Bicara tuntutan mahasiswa menarik untuk diulas. Selain menyinggung isu kontemporer yang mana mahasiswa memberi bingkisan kado minyak goreng kepada Gubri sebagai bentuk sindiran kegagalan Pemprov Riau mengatasi problematika minyak goreng dan solar, paling utama mempertanyakan kinerja kepemimpinan Syamsuar dan Edy Natar mewujudkan pendidikan berkualitas, pelayanan kesehatan memadai, perbaikan kondisi ekonomi dan kemiskinan serta pemerintahan bebas Korupsi, Kolusi dan Nepotisme (KKN). Penekanan juga kepada janji-janji Gubernur dan Wakil Gubernur Riau saat berkampanye termasuk pemerataan pembangunan dan ekonomi ke pelosok daerah. Misi tadi salah satu bagian terpenting dalam kampanye saat Pilkada lalu dan sudah diejawantahkan ke dalam visi dan misi kepala daerah sebagaimana tertuang di Rencana Pembangunan Jangka Menengah Daerah Provinsi Riau 2019-2024. Misi Riau berdaya saing diantaranya didasarkan pertumbuhan ekonomi, infrastruktur dan SDM yang handal. Untuk mencapainya, tentu pemerataan pembangunan dan “kue” ekonomi menjadi kata kunci. Menyoal realisasi RPJMD, pekerjaan rumah Pemprov boleh dibilang menumpuk. Perihal sektor pendidikan, persentase angka putus sekolah menempatkan Riau rangking teratas se-nasional. Sarana dan prasarana sekolah perlu pembenahan menyeluruh akibat banyak dalam kondisi kurang layak hingga rusak. Begitujuga pemerataan akses dan revitalisasi fasilitas kesehatan di daerah. Apatah lagi pemerataan pembangunan. Keterbatasan anggaran daerah disebut-sebut hambatan terbesar. Tapi bukan berarti tanpa jalan keluar. Kuncinya kecakapan mengelola anggaran. Penyusunan anggaran di OPD masih banyak didapati pemborosan dan kegiatan yang tak prioritas. Kemudian, perhatian ke kabupaten/kota mesti proporsional dan berkeadilan. Jangan sampai ada yang ditinggalkan dan dikucilkan.
Berkah SDA
Disamping pembahasan di atas, fokus pembahasan lainnya dari diskusi Gubri dan mahasiswa yang layak disorot perihal Sumber Daya Alam (SDA) dan lingkungan. Isu dimaksud masih bagian inti visi dan misi. Terkait lingkungan, mahasiswa mempertanyakan upaya Pemprov Riau menangani kebakaran hutan dan lahan (Karhutla). Sejauh ini, ikhtiar Pemprov Riau dalam pengendalian Karhutla cukup baik. Berkolaborasi melibatkan banyak pihak dan pemangku kepentingan, terutama pihak TNI-Polri yang banyak berkontribusi. Meski begitu langkah pencegahan, penanganan dan rehabilitasi lahan-lahan yang terbakar dengan memperbaiki kondisi lingkungan belum maksimal ditempuh. Sayangnya, tanggapan Gubri atas pertanyaan mahasiwa dinilai kurang pas. Apalagi sampai menyebut bahwa sudah menjadi kodrat Allah SWT 60 persen lebih tanah di Riau adalah gambut. Pernyataan barusan bisa dimaknai keliru. Seolah lahan gambut sumber bencana dan petaka. Faktanya, dari rekam jejak Karhutla, hotspot yang terdata kebanyakan berada di lahan konsesi HTI dan perkebunan sawit. Artinya kesalahan dipicu pemanfaatan.

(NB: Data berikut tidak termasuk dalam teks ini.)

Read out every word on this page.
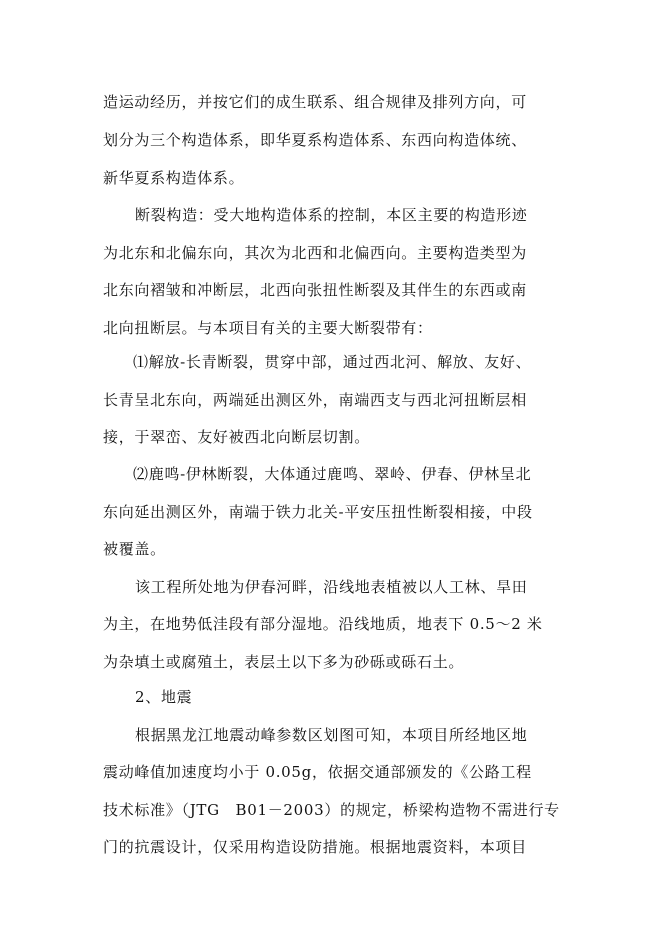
造运动经历，并按它们的成生联系、组合规律及排列方向，可
划分为三个构造体系，即华夏系构造体系、东西向构造体统、
新华夏系构造体系。
断裂构造：受大地构造体系的控制，本区主要的构造形迹
为北东和北偏东向，其次为北西和北偏西向。主要构造类型为
北东向褶皱和冲断层，北西向张扭性断裂及其伴生的东西或南
北向扭断层。与本项目有关的主要大断裂带有：
⑴解放-长青断裂，贯穿中部，通过西北河、解放、友好、
长青呈北东向，两端延出测区外，南端西支与西北河扭断层相
接，于翠峦、友好被西北向断层切割。
⑵鹿鸣-伊林断裂，大体通过鹿鸣、翠岭、伊春、伊林呈北
东向延出测区外，南端于铁力北关-平安压扭性断裂相接，中段
被覆盖。
该工程所处地为伊春河畔，沿线地表植被以人工林、旱田
为主，在地势低洼段有部分湿地。沿线地质，地表下 0.5～2 米
为杂填土或腐殖土，表层土以下多为砂砾或砾石土。
2、地震
根据黑龙江地震动峰参数区划图可知，本项目所经地区地
震动峰值加速度均小于 0.05g，依据交通部颁发的《公路工程
技术标准》（JTG　B01－2003）的规定，桥梁构造物不需进行专
门的抗震设计，仅采用构造设防措施。根据地震资料，本项目
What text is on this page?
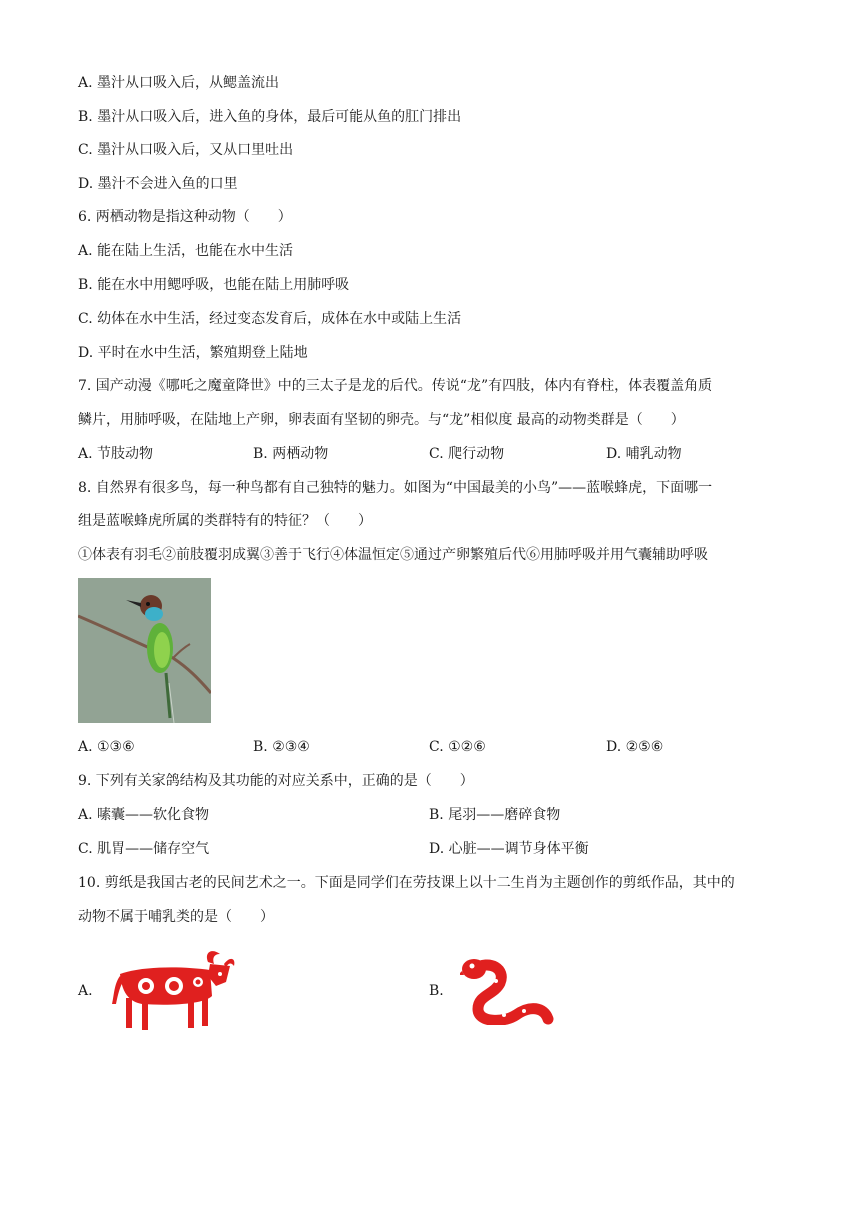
A. 墨汁从口吸入后，从鳃盖流出
B. 墨汁从口吸入后，进入鱼的身体，最后可能从鱼的肛门排出
C. 墨汁从口吸入后，又从口里吐出
D. 墨汁不会进入鱼的口里
6. 两栖动物是指这种动物（　　）
A. 能在陆上生活，也能在水中生活
B. 能在水中用鳃呼吸，也能在陆上用肺呼吸
C. 幼体在水中生活，经过变态发育后，成体在水中或陆上生活
D. 平时在水中生活，繁殖期登上陆地
7. 国产动漫《哪吒之魔童降世》中的三太子是龙的后代。传说“龙”有四肢，体内有脊柱，体表覆盖角质
鳞片，用肺呼吸，在陆地上产卵，卵表面有坚韧的卵壳。与“龙”相似度 最高的动物类群是（　　）
A. 节肢动物	B. 两栖动物	C. 爬行动物	D. 哺乳动物
8. 自然界有很多鸟，每一种鸟都有自己独特的魅力。如图为“中国最美的小鸟”——蓝喉蜂虎，下面哪一
组是蓝喉蜂虎所属的类群特有的特征？（　　）
①体表有羽毛②前肢覆羽成翼③善于飞行④体温恒定⑤通过产卵繁殖后代⑥用肺呼吸并用气囊辅助呼吸
A. ①③⑥	B. ②③④	C. ①②⑥	D. ②⑤⑥
9. 下列有关家鸽结构及其功能的对应关系中，正确的是（　　）
A. 嗉囊——软化食物	B. 尾羽——磨碎食物
C. 肌胃——储存空气	D. 心脏——调节身体平衡
10. 剪纸是我国古老的民间艺术之一。下面是同学们在劳技课上以十二生肖为主题创作的剪纸作品，其中的
动物不属于哺乳类的是（　　）
A.	B.
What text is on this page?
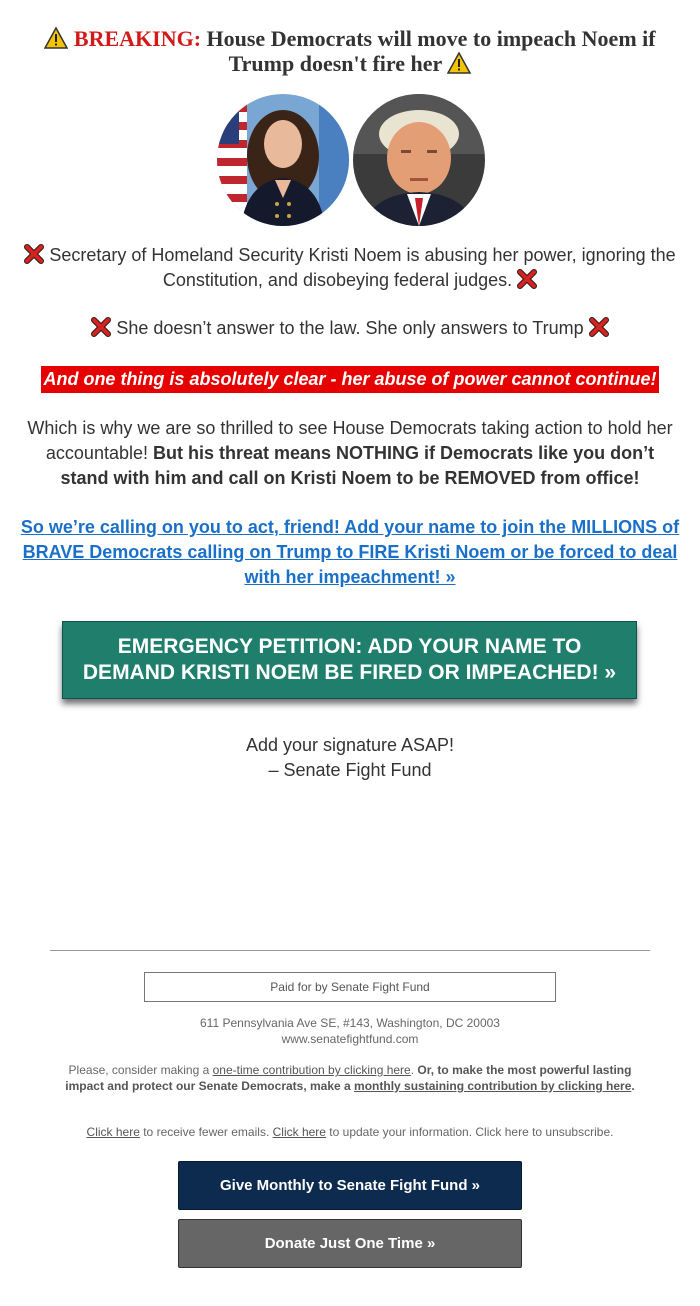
BREAKING: House Democrats will move to impeach Noem if Trump doesn't fire her
Secretary of Homeland Security Kristi Noem is abusing her power, ignoring the Constitution, and disobeying federal judges.
She doesn’t answer to the law. She only answers to Trump
And one thing is absolutely clear - her abuse of power cannot continue!
Which is why we are so thrilled to see House Democrats taking action to hold her accountable! But his threat means NOTHING if Democrats like you don’t stand with him and call on Kristi Noem to be REMOVED from office!
So we’re calling on you to act, friend! Add your name to join the MILLIONS of BRAVE Democrats calling on Trump to FIRE Kristi Noem or be forced to deal with her impeachment! »
EMERGENCY PETITION: ADD YOUR NAME TO DEMAND KRISTI NOEM BE FIRED OR IMPEACHED! »
Add your signature ASAP!
– Senate Fight Fund
Paid for by Senate Fight Fund
611 Pennsylvania Ave SE, #143, Washington, DC 20003
www.senatefightfund.com
Please, consider making a one-time contribution by clicking here. Or, to make the most powerful lasting impact and protect our Senate Democrats, make a monthly sustaining contribution by clicking here.
Click here to receive fewer emails. Click here to update your information. Click here to unsubscribe.
Give Monthly to Senate Fight Fund »
Donate Just One Time »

Keberadaan lahan gambut semestinya limpahan berkah bagi Riau. Bukan hanya dari perspektif lingkungan, tetapi sejalan manfaat diperoleh. Dalam konteks ini kita bisa mencontoh Malaysia dalam pemanfaatan lahan gambut untuk budidaya tanaman perkebunan. Pemerintah Malaysia mengklaim telah banyak menerima manfaat ekonomi. Pemanfaatan juga tidak merusak ekologi karena dikelola secara baik. Malaysia termasuk pelopor pengembangan perkebunan sawit di lahan gambut. Meski begitu, tantangan dihadapi jiran kita ketika pertama kali mengembangkan kelapa sawit di lahan gambut sungguh tak mudah. Bahkan rencana moratorium penanaman kelapa sawit di atas lahan gambut pernah disuarakan. Namun waktu itu mayoritas pemangku kepentingan, mulai swasta hingga akademisi dan peneliti beramai-ramai menolak. Kuncinya komunikasi yang baik pemerintah, masyarakat dan pemangku kepentingan serta pelibatan lebih mendalam dunia akademisi. Supaya terbentuk kesamaan persepsi cara pengelolaan serta pemanfaatan lahan gambut dengan benar. Sebab, masyarakat banyak tak bisa membedakan antara gambut yang terkelola baik dan gambut yang tidak terkelola.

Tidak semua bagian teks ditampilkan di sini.